SPDR S&P 500 ETF (SPY)

The S&P 500 has gained 14.2% on average during periods of rising interest rates compared with just 6.4% average gain in periods of falling rates, per BMO Capital Markets chief markets strategist Brian Belski's research going back to 1990, as quoted on Yahoo Finance.

The underlying S&P 500 Index is composed of 500 select stocks, all of which are listed on national stock exchanges and span over 25 different industry groups. The fund charges 9 bps in fees and currentlyhas a Zacks Rank #3 (Hold).

Vanguard High Dividend Yield ETF (VYM)

Higher demand for equities along with solid current income makes this fund a great pick. The underlying FTSE High Dividend Yield Index which is consists of common stocks of companies that pay dividends generally higher than average.
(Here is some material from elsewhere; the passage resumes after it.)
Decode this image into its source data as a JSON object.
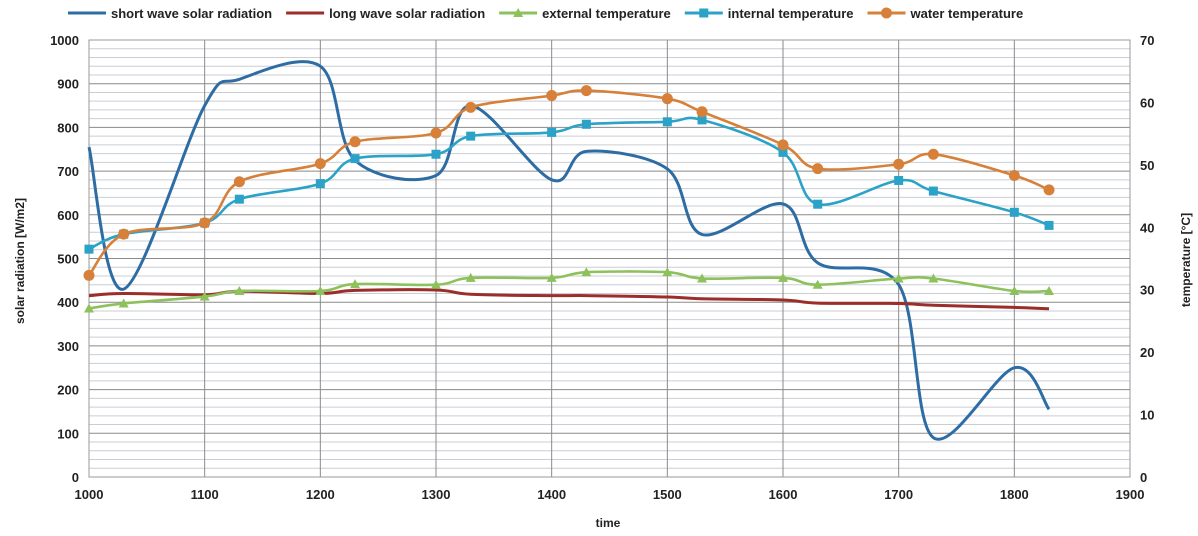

The fund has a Zacks Rank #2 (Buy) (read: Will March See a 'Taper-Tantrum'-Like Crisis? 6 ETF Plays).

iShares Russell 2000 ETF (IWM)

Solid U.S. fiscal stimulus and a $1400-check to Americans are always positive for the domestically focused small-cap stocks. Rising rates may add strength to the U.S. dollar. This is going to favor small-cap stocks which are more domestically exposed. Since these companies do not have much exposure to the international markets, a higher greenback does not bother their profitability. The small-cap fund added about $1.21 billion in assets from Feb 26 to Mar 4.

Financial Select Sector SPDR Fund (XLF)

With the Fed being dovish and risk-on sentiments boosting long-term yields, the yield curve will steepen further. The biggest winner of the steepening yield curve is the financial sector. Bargain hunting could also lead to some gains. The fund fetched in about $1.05 billion in assets since Feb 26. The fund has a Zacks Rank #3.